Когда наконец я подняла голову, Лин уже ушел. Я никогда не узнаю, что он делал после этой стычки. Я еще раз обняла Дейзи, а она облизала мне руку. Потом, поняв, что больше не нужна мне, она побежала искать хозяина. А я пошла к дому и поднялась в свою комнату. Я думала о том, что сделала. Никто из детей не посмеет рассказать об этом своим родителям: им придется объяснять, почему я сказала то, что сказала. Пастух Лин, решила я, тоже не никому расскажет. Откуда я знала? Он предупредил меня и посоветовал завести собаку. Он надеялся, что я справлюсь сама. И я справлюсь.
Я обдумала его совет о собаке. Нет. Отец захотел бы узнать, зачем мне собака. А я не могла сказать ему, даже через маму.
После той стычки я воспользовалась советом Лина. Я перестала преследовать детей и избегала их при любой возможности. Вместо этого, я стала выслеживать отца, наблюдая за его работой весь день, пока мама занималась обычными делами. Я была довольна собой, думая, что он не замечает маленькую тень, но потом обнаружила, что он всегда знал обо мне. Его длинные переходы по поместью с разными проверками были очень трудными для моих маленьких ног. Если он брал лошадь, я сразу сдавалась. Я боялась лошадей, с их длинными узловатыми ногами и внезапным фырканьем. Много лет назад, когда мне было пять лет, он посадил меня на одну из них, чтобы научить меня ездить верхом. От ужаса и боли от его агрессивного прикосновения и высоты животного, я вырвалась из его рук и прыгнула через лошадь на твердую землю. Отец испугался, что мог что-то сломать мне и больше никогда не повторял попыток усадить меня на лошадь. В моем искаженном представлении лошадь чувствовала себя оскорбленной тем, что на ней кто-то сидит и рассчитывает ехать на ней. Так я объяснила маме. И когда мама передала это отцу, он глубоко задумался и отказался от мысли приучить меня к лошадям. Теперь, когда я ходила за ним, я начинала жалеть об этом. При том, что я все еще боялась прикосновений отца и подавляющего потока его мыслей в мой разум, я все-таки хотела узнать о нем больше. Если бы я умела ездить на лошади, я могла бы следовать за ним. Но объяснить ему все это было бы нелегко.

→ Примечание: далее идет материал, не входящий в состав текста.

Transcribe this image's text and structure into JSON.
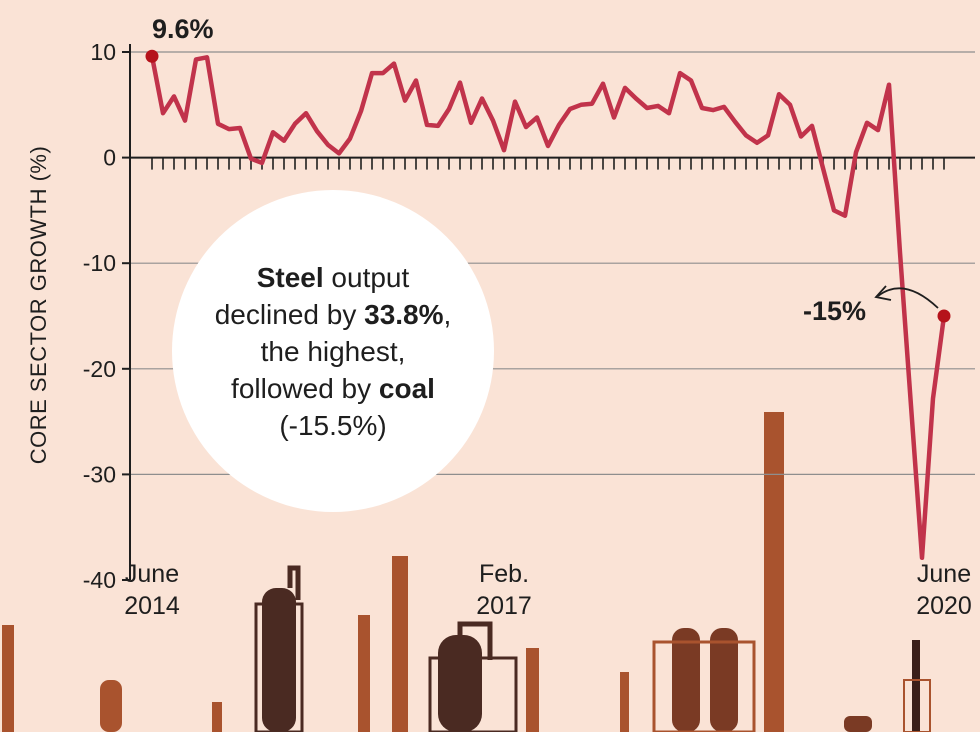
{
  "chart_data": {
    "type": "line",
    "title": "",
    "ylabel": "CORE SECTOR GROWTH (%)",
    "xlabel": "",
    "ylim": [
      -40,
      10
    ],
    "yticks": [
      "10",
      "0",
      "-10",
      "-20",
      "-30",
      "-40"
    ],
    "ytick_values": [
      10,
      0,
      -10,
      -20,
      -30,
      -40
    ],
    "grid": true,
    "x_labels": [
      {
        "index": 0,
        "line1": "June",
        "line2": "2014"
      },
      {
        "index": 32,
        "line1": "Feb.",
        "line2": "2017"
      },
      {
        "index": 72,
        "line1": "June",
        "line2": "2020"
      }
    ],
    "series": [
      {
        "color": "#c1334b",
        "values": [
          9.6,
          4.2,
          5.8,
          3.5,
          9.3,
          9.5,
          3.2,
          2.7,
          2.8,
          -0.1,
          -0.5,
          2.4,
          1.6,
          3.2,
          4.2,
          2.5,
          1.2,
          0.4,
          1.8,
          4.4,
          8.0,
          8.0,
          8.9,
          5.4,
          7.3,
          3.1,
          3.0,
          4.6,
          7.1,
          3.3,
          5.6,
          3.5,
          0.7,
          5.3,
          2.9,
          3.8,
          1.1,
          3.1,
          4.6,
          5.0,
          5.1,
          7.0,
          3.8,
          6.6,
          5.6,
          4.7,
          4.9,
          4.2,
          8.0,
          7.3,
          4.7,
          4.5,
          4.8,
          3.4,
          2.1,
          1.4,
          2.1,
          6.0,
          5.0,
          2.0,
          3.0,
          -1.0,
          -5.0,
          -5.5,
          0.5,
          3.3,
          2.6,
          6.9,
          -9.0,
          -23.5,
          -37.9,
          -22.8,
          -15.0
        ]
      }
    ],
    "annotations": [
      {
        "text": "9.6%",
        "point_index": 0
      },
      {
        "text": "-15%",
        "point_index": 72
      }
    ]
  },
  "callout": {
    "steel": "Steel",
    "t1": " output declined by ",
    "pct": "33.8%",
    "t2": ", the highest, followed by ",
    "coal": "coal",
    "paren": "(-15.5%)"
  },
  "colors": {
    "background": "#fae3d6",
    "line": "#c1334b",
    "chimney_light": "#a9532e",
    "chimney_dark": "#4a2a22"
  }
}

После того как обнаружилось, что я могу рисовать, он начал проводить со мной больше времени. По вечерам он приносил свою работу в гостиную. Теперь у меня там был свой столик с чернилами, перьями и бумагой. Несколько раз он показал мне рассыпающиеся старые свитки с выцветшими рисунками растений, цветов и букв, неизвестных мне. Он сообщил мне, что я должна попытаться скопировать то, что видела, но что-то у меня не возникало никакого желания делать это. Слишком много уже хранилось в моей голове: цветы, грибы, растения, которые я хотела перенести на бумагу. Я не разделяла его навязчивую идею переписывать уже написанное. Я знала, что разочаровала его, и все же это было так.
Мой отец никогда не понимал моего бормотания, и даже теперь я старалась много не разговаривать. Я не решалась привлечь его внимание. Мне было сложно даже просто находиться в одной комнате с ним. Когда он смотрел на меня или сосредотачивался на мне, абсолютная власть его расплывчатых мыслей приводила меня в ужас. Я не смела позволить ему прикоснуться ко мне, и даже встречаясь с ним глазами, я чувствовала притяжение этой пучины. Поэтому я избегала его, как могла, хотя знала, что причиняю ему боль и огорчаю маму.
Несмотря на это, он пытался играть со мной. Однажды вечером он пришел без свитков для копирования. Он сел на пол рядом с моим столиком и разворошил очаг.
— Поди посмотри, что тут есть, — пригласил он меня.
Любопытство преодолело мой страх, я оставила краски и решилась встать возле него.